A Banner Year For Faculty Books

Submitted by Emma R Hinchliffe on

2018 has proven to be a banner year for books for the Department of History, with no less than seven faculty members publishing new titles. Topics range from the history of refugee camps in twentieth century Britain, to the impact of the grid as a tool for scientific research. Together, these works provide a tangible expression of the department's commitment to advancing our shared store of knowledge. Congratulations to these authors on their fine achievement!


Jordanna Bailkin, Unsettled: Refugee Camps and the Making of Multicultural Britain (University of Oxford Press, 2018)

Professor of Modern Britain Jordanna Bailkin’s new book looks at the history of refugee camps in twentieth century Britain. Bailkin's work sheds a unique light on this often overlooked topic. When we think of England, ‘a land of camps’ is rarely something that comes to mind, but over the course of the century, dozens of these camps housed hundreds of thousands of Belgians, Jews, Basques, Poles, Hungarians, Anglo-Egyptians, Ugandan Asians, and Vietnamese. This work argues how the camps have helped shape today's multicultural Britain through an exploration into the interactions amongst citizens, migrants, and refuges that took place in these spaces. It also offers some reflections and warnings for modern day Europe currently dealing with its own refugee crisis.

On December 6th Bailkin will be speaking on the book and topic when she delivers the Katz Distinguished Lecture in the Humanities at 7 pm in UW’s Kane Hall. Be sure not to miss it!


George K. Behlmer, Risky Shores: Savagery and Colonialism in the Western Pacific (Stanford University Press, 2018)

Spanning three centuries—from Captain James Cook’s death on a Hawaiian beach in 1779 to the end of World War II in 1945—this book considers the category of “the savage” in the context of British Empire in the western Pacific. Behlmer uses this category to reassess the conduct of Pacific Islanders and the English-speaking strangers who encountered them. He argues that the term provided a powerful tool for Europeans to denigrate and promote the fragility of indigenous cultures for their own imperial ends. The salacious tales built around this image may also explain why the so-called Cannibal Isles of the western Pacific fascinated Europeans for so long.


Kinship Organization in Late Imperial China, 1000-1940, edited by Partricia Buckley Ebrey and James L. Watson (University of California Press, 2018)

One of the most important questions facing scholars of China is how Chinese society is held together. The study of kinship and kinship organizations provides one of the best ways to approach the coexisting uniformities and variations of Chinese society. This work brings together a series of essays on the topic and is co-edited by Department of History Professor of China, Patricia Buckley Ebrey.  


Robert L. Friedheim, The Seattle General Strike: Centennial Edition, with an introduction, photo essay, and afterword by James N. Gregory (University of Washington Press, 2018)

On February 6, 1919, 65,000 Seattle workers began one of the most important general strikes in U.S. history. Robert L. Friedheim’s classic account of the dramatic events of 1919, first published in 1964, is now enhanced with a new introduction, afterword, and photo essay by Department of History Professor James N. Gregory, which vividly details what happened and why.


William J. Rorabaugh, Prohibition: A Concise History (University of Oxford Press, 2018)

In his latest book, W. J. Rorabaugh, draws on his unparalleled expertise on American drinking patterns to provide an accessible synthesis of one of the most important topics in U.S. history; a topic that remains especially relevant today amid rising concerns over binge drinking and alcohol culture on college campuses.


Robin Chapman Stacey, Law and the Imagination in Medieval Wales (University of Pensylvania Press, 2018)

Described as ‘a field changing book,’ this work explores medieval Welsh lawbooks from the perspective of both literature and politics.
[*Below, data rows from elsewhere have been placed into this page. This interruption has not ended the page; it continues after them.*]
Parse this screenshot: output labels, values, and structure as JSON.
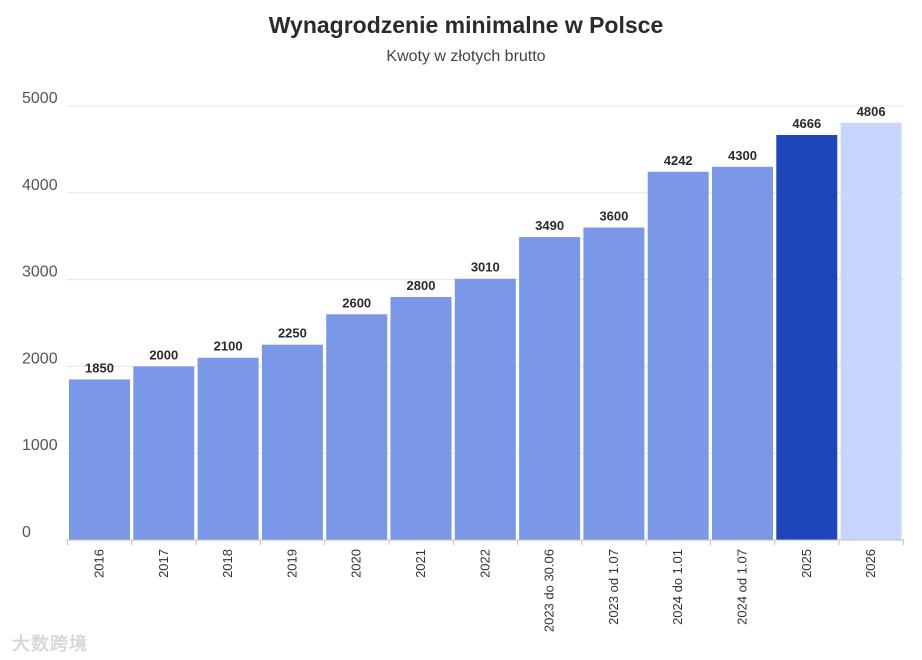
{
  "chart_data": {
    "type": "bar",
    "title": "Wynagrodzenie minimalne w Polsce",
    "subtitle": "Kwoty w złotych brutto",
    "xlabel": "",
    "ylabel": "",
    "categories": [
      "2016",
      "2017",
      "2018",
      "2019",
      "2020",
      "2021",
      "2022",
      "2023 do 30.06",
      "2023 od 1.07",
      "2024 do 1.01",
      "2024 od 1.07",
      "2025",
      "2026"
    ],
    "values": [
      1850,
      2000,
      2100,
      2250,
      2600,
      2800,
      3010,
      3490,
      3600,
      4242,
      4300,
      4666,
      4806
    ],
    "data_labels": [
      "1850",
      "2000",
      "2100",
      "2250",
      "2600",
      "2800",
      "3010",
      "3490",
      "3600",
      "4242",
      "4300",
      "4666",
      "4806"
    ],
    "ylim": [
      0,
      5000
    ],
    "yticks": [
      0,
      1000,
      2000,
      3000,
      4000,
      5000
    ],
    "ytick_labels": [
      "0",
      "1000",
      "2000",
      "3000",
      "4000",
      "5000"
    ],
    "grid": true,
    "legend": "none",
    "colors": {
      "default": "#7b97e8",
      "highlight_2025": "#1f45bb",
      "forecast_2026": "#c6d6fc",
      "grid": "#e6e6e6",
      "baseline": "#bfbfbf"
    },
    "bar_colors": [
      "#7b97e8",
      "#7b97e8",
      "#7b97e8",
      "#7b97e8",
      "#7b97e8",
      "#7b97e8",
      "#7b97e8",
      "#7b97e8",
      "#7b97e8",
      "#7b97e8",
      "#7b97e8",
      "#1f45bb",
      "#c6d6fc"
    ]
  },
  "watermark": "大数跨境"
}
Stacey argues that these sources are best read and understood not as objective records of native behavior and customs, but rather as reflections and commentaries (often humorous ones) on thirteenth century welsh politics. Welsh lawbooks were thus an example of law as a form of political fiction: “a body of literature that blurs the lines generally drawn between the legal and literary genres.”


Phillip Thurtle, Biology in the Grid: Graphic Design and the Envisioning of Life (University of Minnesota Press, 2018)
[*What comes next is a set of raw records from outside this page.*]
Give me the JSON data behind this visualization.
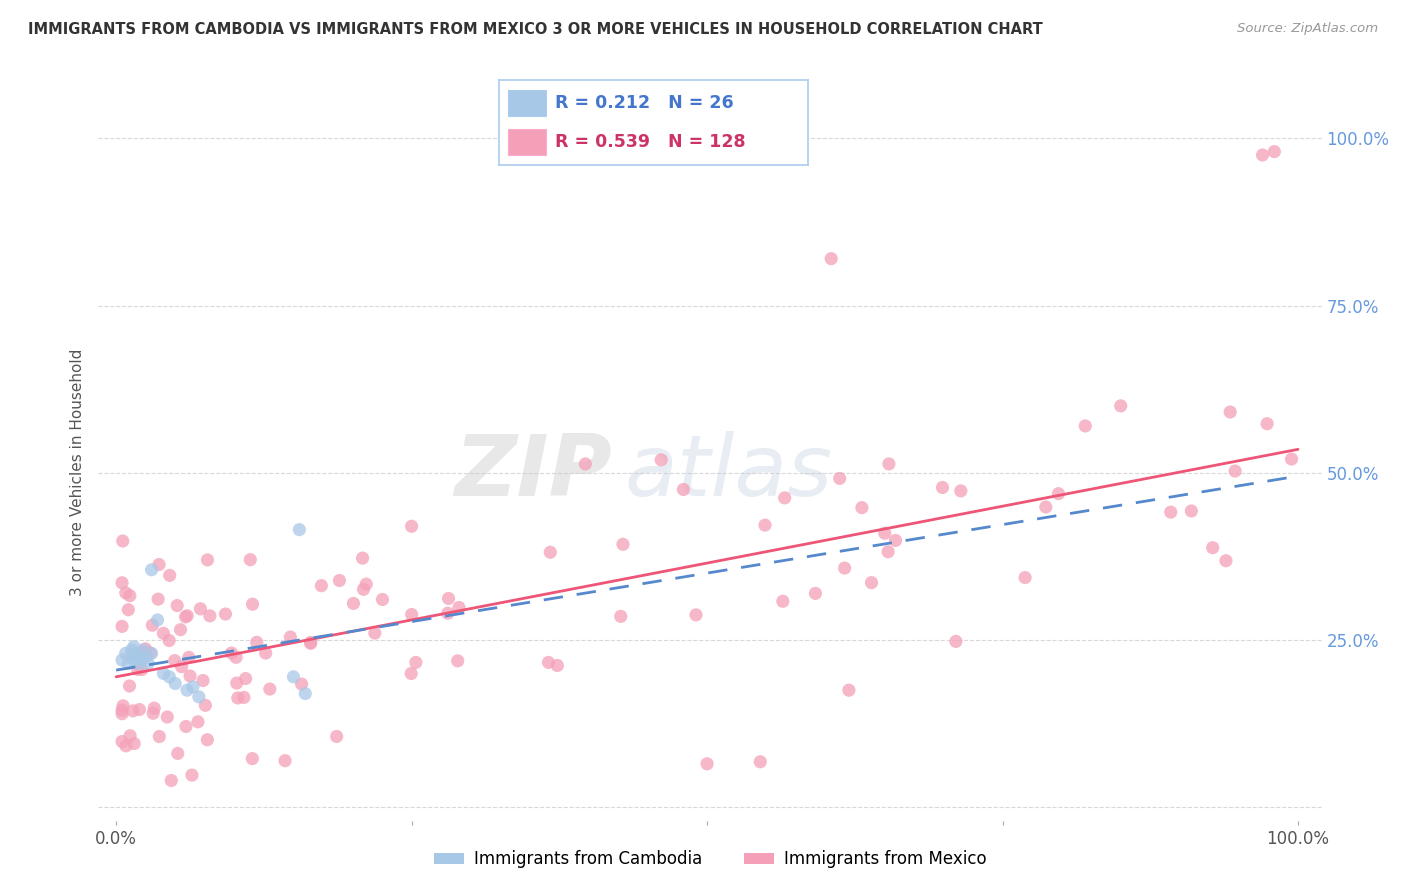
{
  "title": "IMMIGRANTS FROM CAMBODIA VS IMMIGRANTS FROM MEXICO 3 OR MORE VEHICLES IN HOUSEHOLD CORRELATION CHART",
  "source": "Source: ZipAtlas.com",
  "ylabel": "3 or more Vehicles in Household",
  "legend_R_cambodia": "0.212",
  "legend_N_cambodia": "26",
  "legend_R_mexico": "0.539",
  "legend_N_mexico": "128",
  "cambodia_color": "#a8c8e8",
  "mexico_color": "#f4a0b8",
  "cambodia_line_color": "#5588cc",
  "mexico_line_color": "#ee5577",
  "watermark_zip": "ZIP",
  "watermark_atlas": "atlas",
  "background_color": "#ffffff",
  "grid_color": "#d8d8d8",
  "right_tick_color": "#6699dd",
  "title_color": "#333333",
  "source_color": "#999999",
  "xlim": [
    0.0,
    1.0
  ],
  "ylim": [
    0.0,
    1.0
  ],
  "cam_line_y0": 0.205,
  "cam_line_y1": 0.495,
  "mex_line_y0": 0.195,
  "mex_line_y1": 0.535
}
In this book, historian of the history and philosophy of science and technology, Phillip Thurtle explains how the grid came to dominate biology in the 20th century, transforming biologists’ beliefs about how organisms were constructed. The implications of the arguments in Biology in the Grid are profound, touching on matters as fundamental as desire, our understanding of our bodies, and our view of how society is composed.